Centromere coupling in the Arabidopsis Atphs1 mutant. Each image is a flat projection across the entire nucleus. (Scale bar, 5 μm.)

Fig. 3.

Installation of chromosome axis and SC proteins on meiotic chromosomes in phs1 mutants in Arabidopsis and maize. (A) Installation of ASY1, a chromosome-axis associated protein in zygotene meiocytes. (B) Installation of ZYP1, the central element protein of the SC, and AFD1, a meiosis-specific cohesin, in pachytene. (Scale bar, 5 μm.)

Fig. 4.

The maize phs1-R148H mutation. (A) The maize Phs1 gene. Blue triangle = position of Mutator transposon insertion resulting in the original phs1-O mutation. Violet box = region used for the TILLING screen. Asterisk = positions of the phs1-R148H mutation. (B) Paring of 5S rRNA loci in a wild-type and phs1-R148H mutant meiocytes. Both loci in the mutant are associated with nonhomologous chromosome segments. Closeups of homologously paired 5S rRNA loci in the wild-type and one of the loci in the mutant are shown in insets.

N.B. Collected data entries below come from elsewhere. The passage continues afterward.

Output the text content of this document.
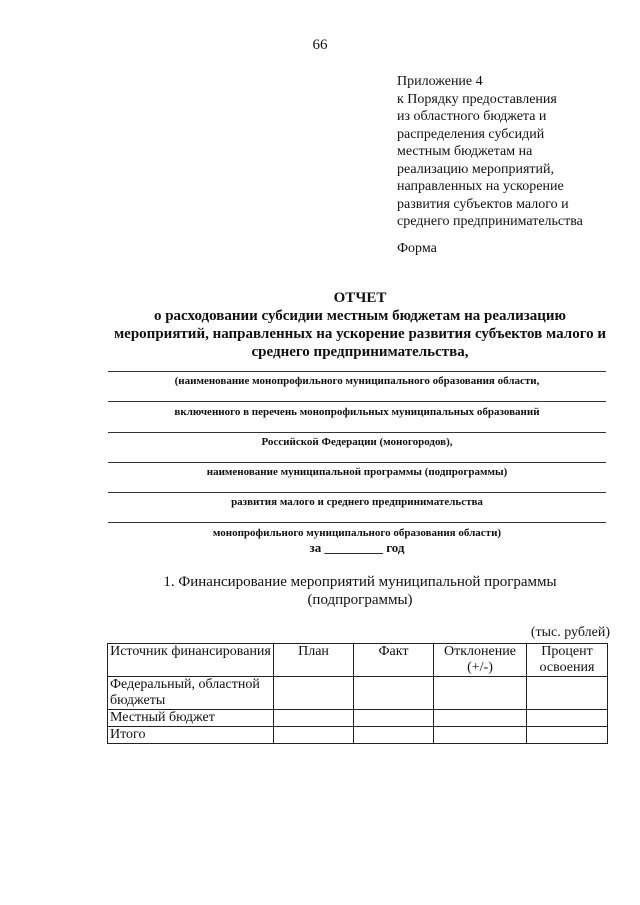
66
Приложение 4
к Порядку предоставления
из областного бюджета и
распределения субсидий
местным бюджетам на
реализацию мероприятий,
направленных на ускорение
развития субъектов малого и
среднего предпринимательства
Форма
ОТЧЕТ
о расходовании субсидии местным бюджетам на реализацию
мероприятий, направленных на ускорение развития субъектов малого и
среднего предпринимательства,
(наименование монопрофильного муниципального образования области,
включенного в перечень монопрофильных муниципальных образований
Российской Федерации (моногородов),
наименование муниципальной программы (подпрограммы)
развития малого и среднего предпринимательства
монопрофильного муниципального образования области)
за _________ год
1. Финансирование мероприятий муниципальной программы
(подпрограммы)
(тыс. рублей)
Источник финансирования	План	Факт	Отклонение (+/-)	Процент освоения
Федеральный, областной бюджеты				
Местный бюджет				
Итого				
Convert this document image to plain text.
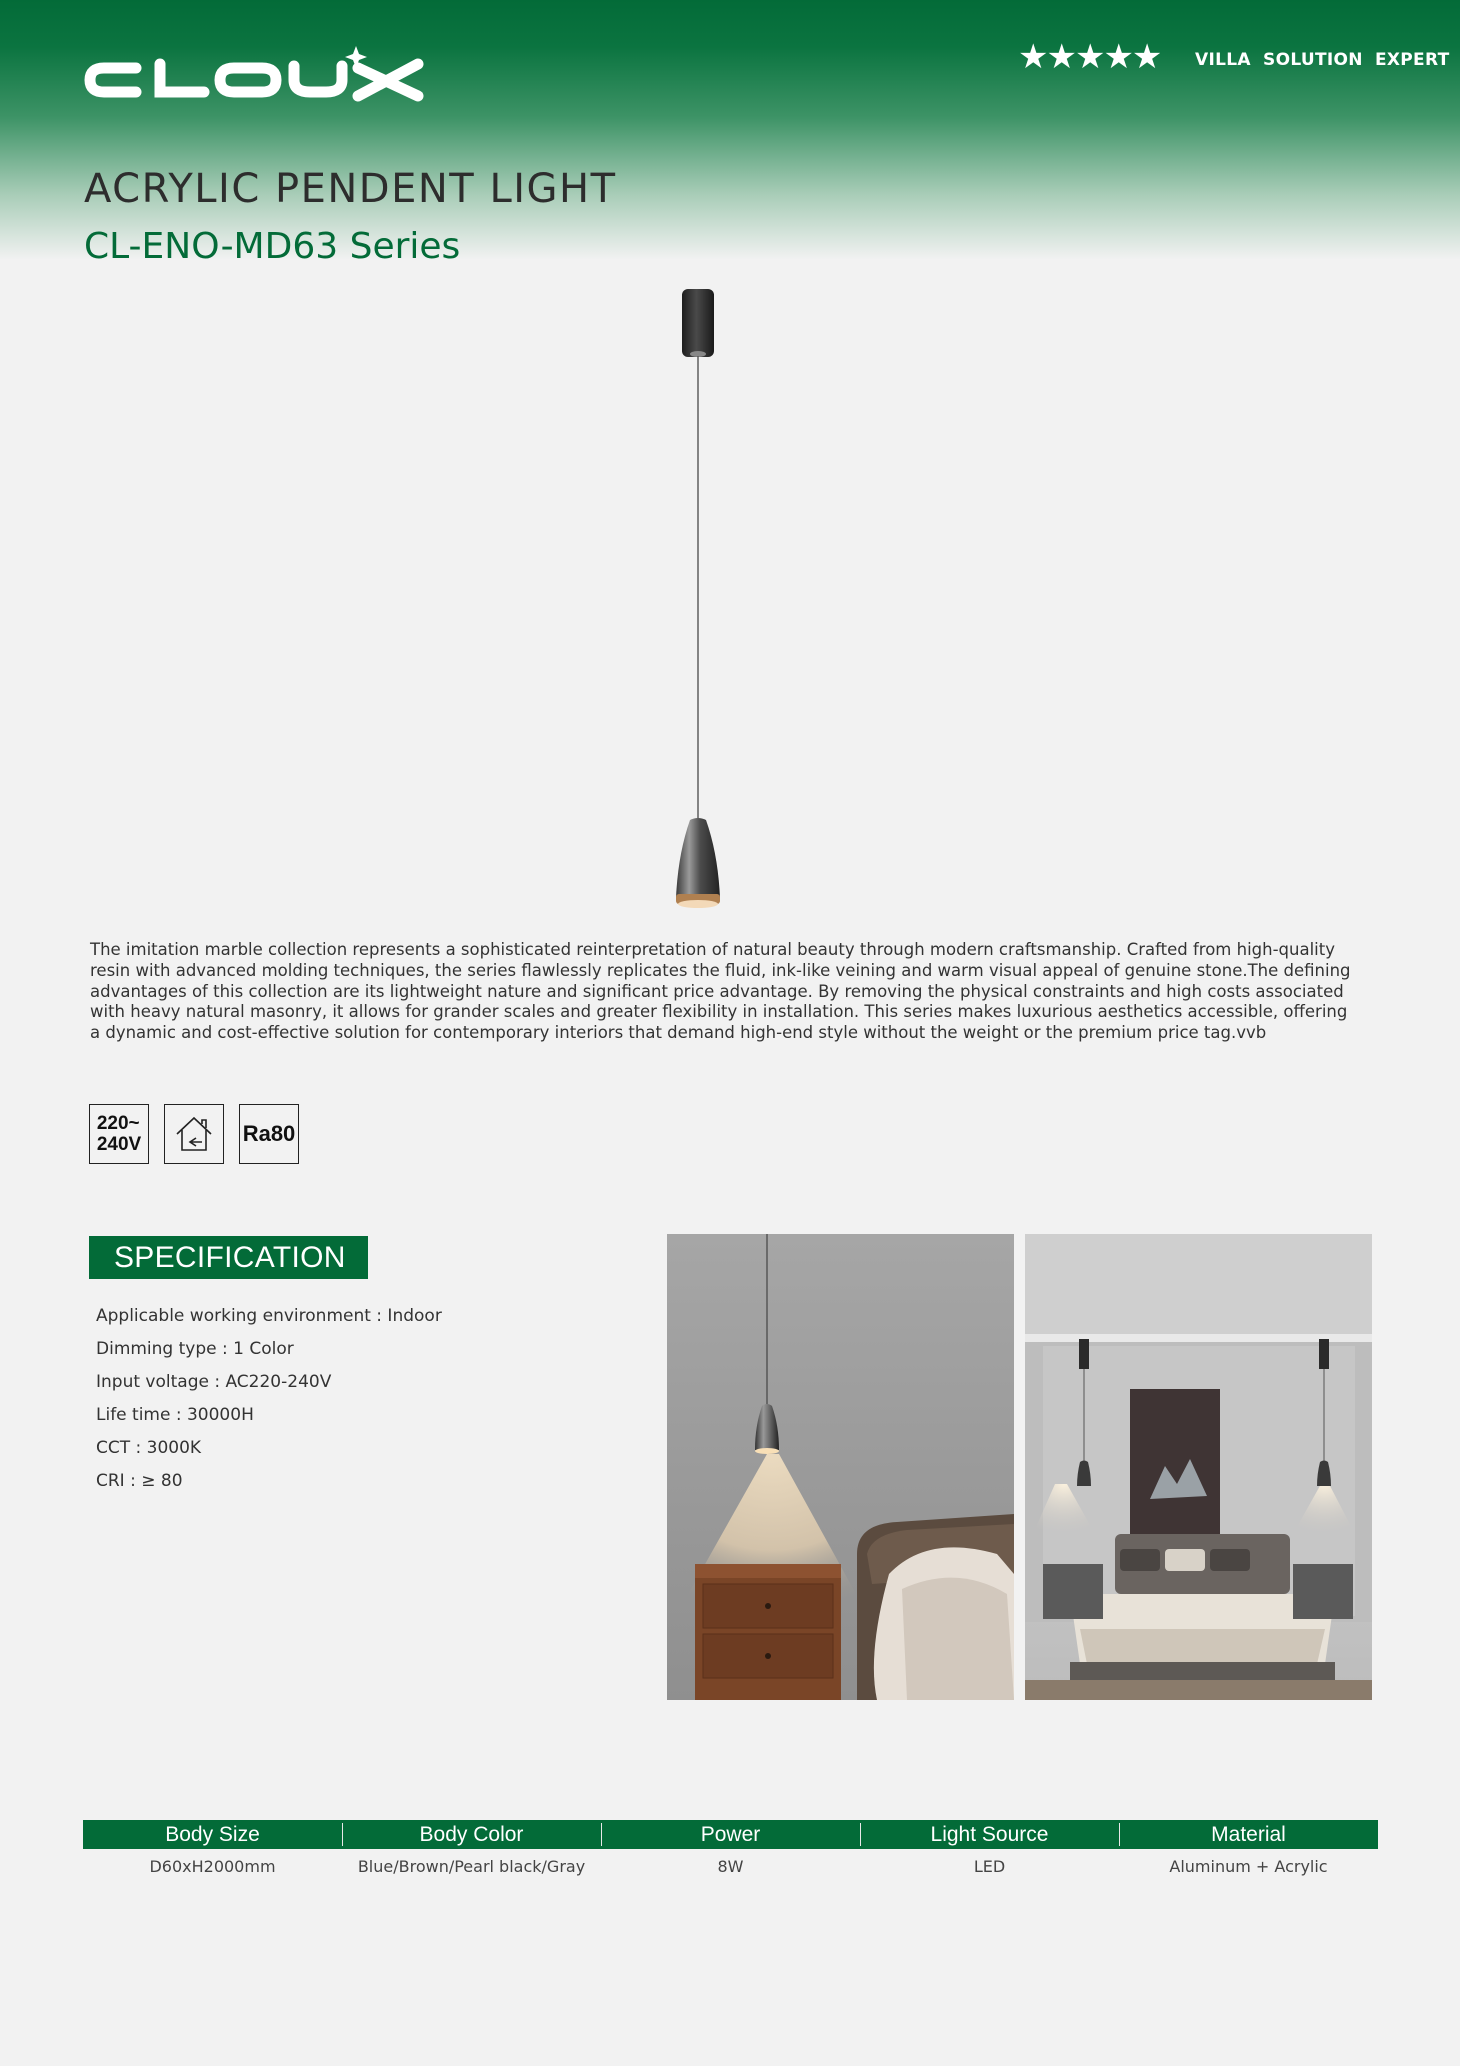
★★★★★ VILLA SOLUTION EXPERT
ACRYLIC PENDENT LIGHT
CL-ENO-MD63 Series

The imitation marble collection represents a sophisticated reinterpretation of natural beauty through modern craftsmanship. Crafted from high-quality resin with advanced molding techniques, the series flawlessly replicates the fluid, ink-like veining and warm visual appeal of genuine stone.The defining advantages of this collection are its lightweight nature and significant price advantage. By removing the physical constraints and high costs associated with heavy natural masonry, it allows for grander scales and greater flexibility in installation. This series makes luxurious aesthetics accessible, offering a dynamic and cost-effective solution for contemporary interiors that demand high-end style without the weight or the premium price tag.vvb

220~
240V	Ra80
SPECIFICATION
Applicable working environment : Indoor
Dimming type : 1 Color
Input voltage : AC220-240V
Life time : 30000H
CCT : 3000K
CRI : ≥ 80
Body Size	Body Color	Power	Light Source	Material
D60xH2000mm	Blue/Brown/Pearl black/Gray	8W	LED	Aluminum + Acrylic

The other 5S locus in the mutant is visible in the lower right corner of the cell. Images are flat projection of several consecutive optical sections but do not represent entire nuclei. (Scale bar, 5 μm.)

Fig. 5.

Immunolocalization of RAD50 in wild-type and phs1 mutant meiocytes. Each image is a single optical section. (Scale bar, 5 μm.)

Fig. 6.

Immunolocalization of the PHS1 protein. The phs1 mutants pictured are Atphs1–1 in Arabidopsis and phs1-O in maize. Each image is a single optical section. (Scale bar, 10 μm.)

Fig. 7.

A model for meiotic prophase regulation by controlling transport of meiotic proteins into the nucleus. PHS1 regulates DSB resection by controlling nuclear import of RAD50. MPA1 regulates DSB repair by controlling nuclear import of RAD51 and MSH4.